There was a distinct lull in the conversation. Up at the other end of the counter the barman had spotted the helmet and was walking slowly back in our direction.
“This is pointless.” Jed spoke in a breathy whisper. “Nothing can bring him back. We’ve got to move on. All of us. It was a totally evil, disgraceful act. But revenge isn’t going to make anything better… let some good come out of it. Learn from it…”
“I did learn. Our whole family learned which side we were on. Your captain did a brilliant recruiting job for the Volunteers.”
The barman had reached where we were sitting.
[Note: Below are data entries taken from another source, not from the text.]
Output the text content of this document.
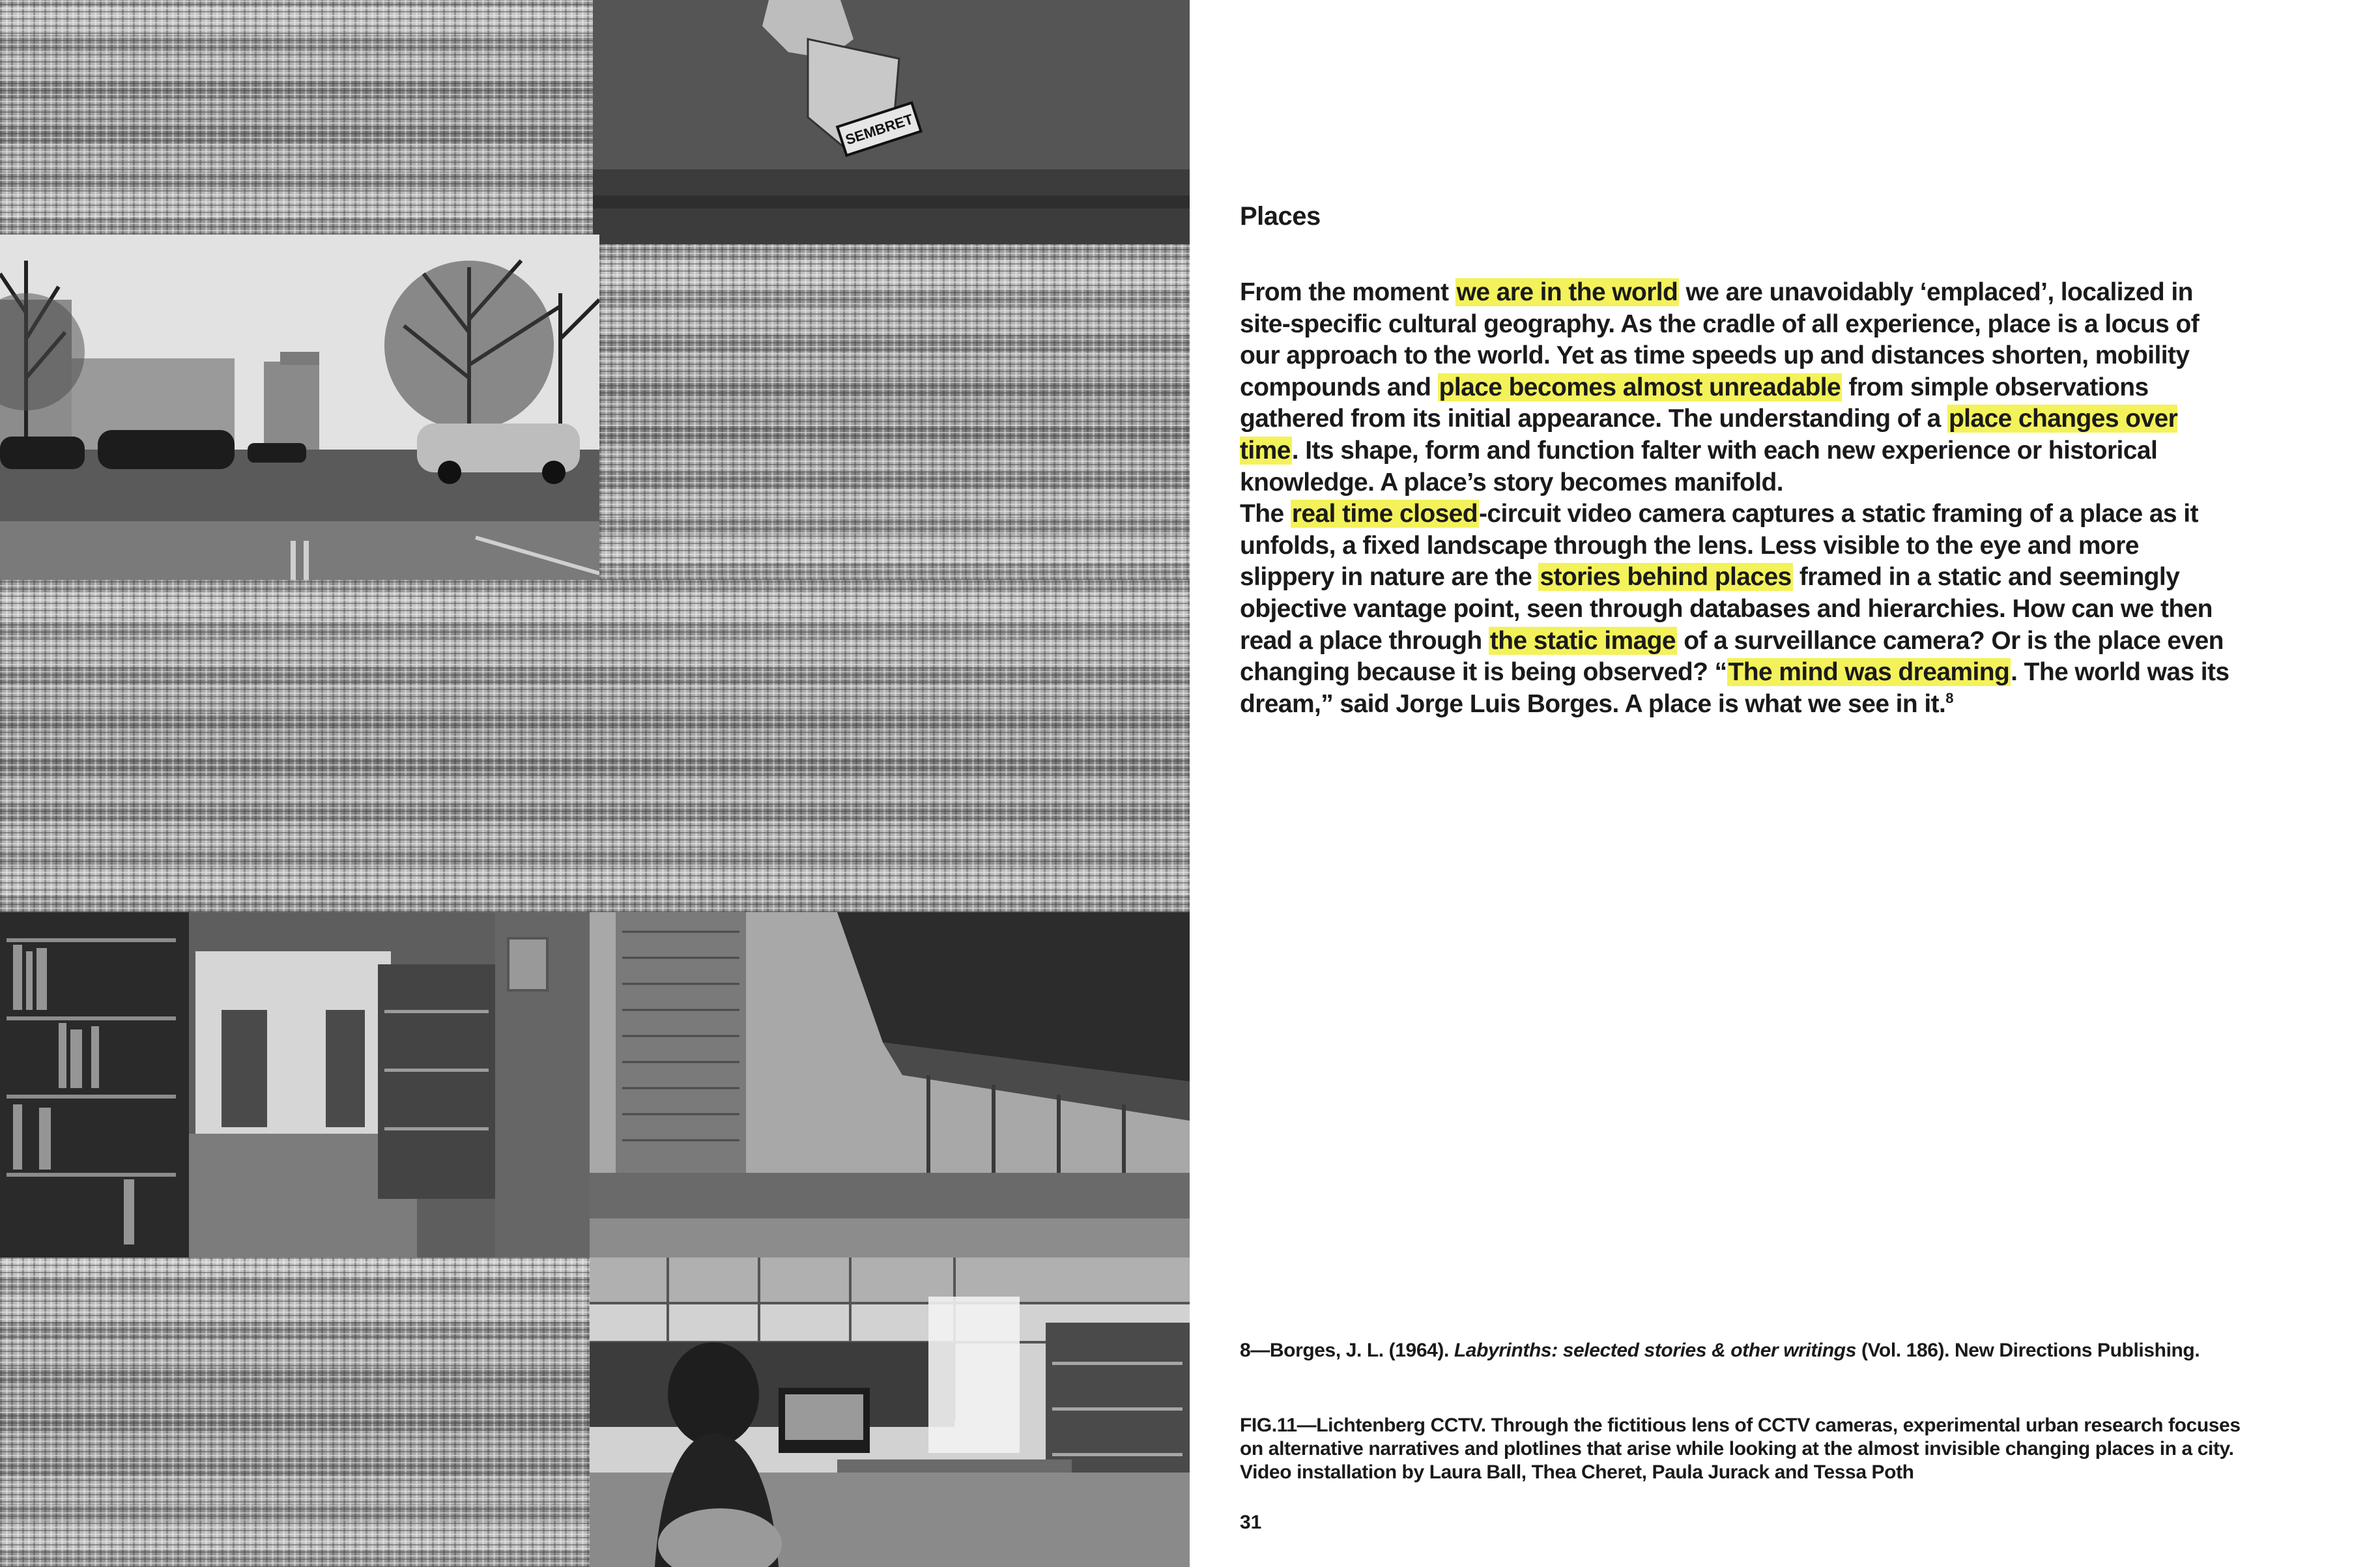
SEMBRET
Places

From the moment we are in the world we are unavoidably ‘emplaced’, localized in site-specific cultural geography. As the cradle of all experience, place is a locus of our approach to the world. Yet as time speeds up and distances shorten, mobility compounds and place becomes almost unreadable from simple observations gathered from its initial appearance. The understanding of a place changes over time. Its shape, form and function falter with each new experience or historical knowledge. A place’s story becomes manifold.

The real time closed-circuit video camera captures a static framing of a place as it unfolds, a fixed landscape through the lens. Less visible to the eye and more slippery in nature are the stories behind places framed in a static and seemingly objective vantage point, seen through databases and hierarchies. How can we then read a place through the static image of a surveillance camera? Or is the place even changing because it is being observed? “The mind was dreaming. The world was its dream,” said Jorge Luis Borges. A place is what we see in it.$^8$

8—Borges, J. L. (1964). Labyrinths: selected stories & other writings (Vol. 186). New Directions Publishing.

FIG.11—Lichtenberg CCTV. Through the fictitious lens of CCTV cameras, experimental urban research focuses on alternative narratives and plotlines that arise while looking at the almost invisible changing places in a city. Video installation by Laura Ball, Thea Cheret, Paula Jurack and Tessa Poth

31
He lifted the helmet and grinned broadly. “Hey, Jed,” he said, “I remember the day you lost this!”
“So do I,” I told him, returning his grin.
The Cobra Patriot is a relatively noisy gun. I like that about it – it helps to clear the room in a situation like this. One shot was all it took. He slumped forward onto the counter and knocked over Jed’s beer.
“I’ll buy you another one some time,” I promised him. “But right now I have to go.”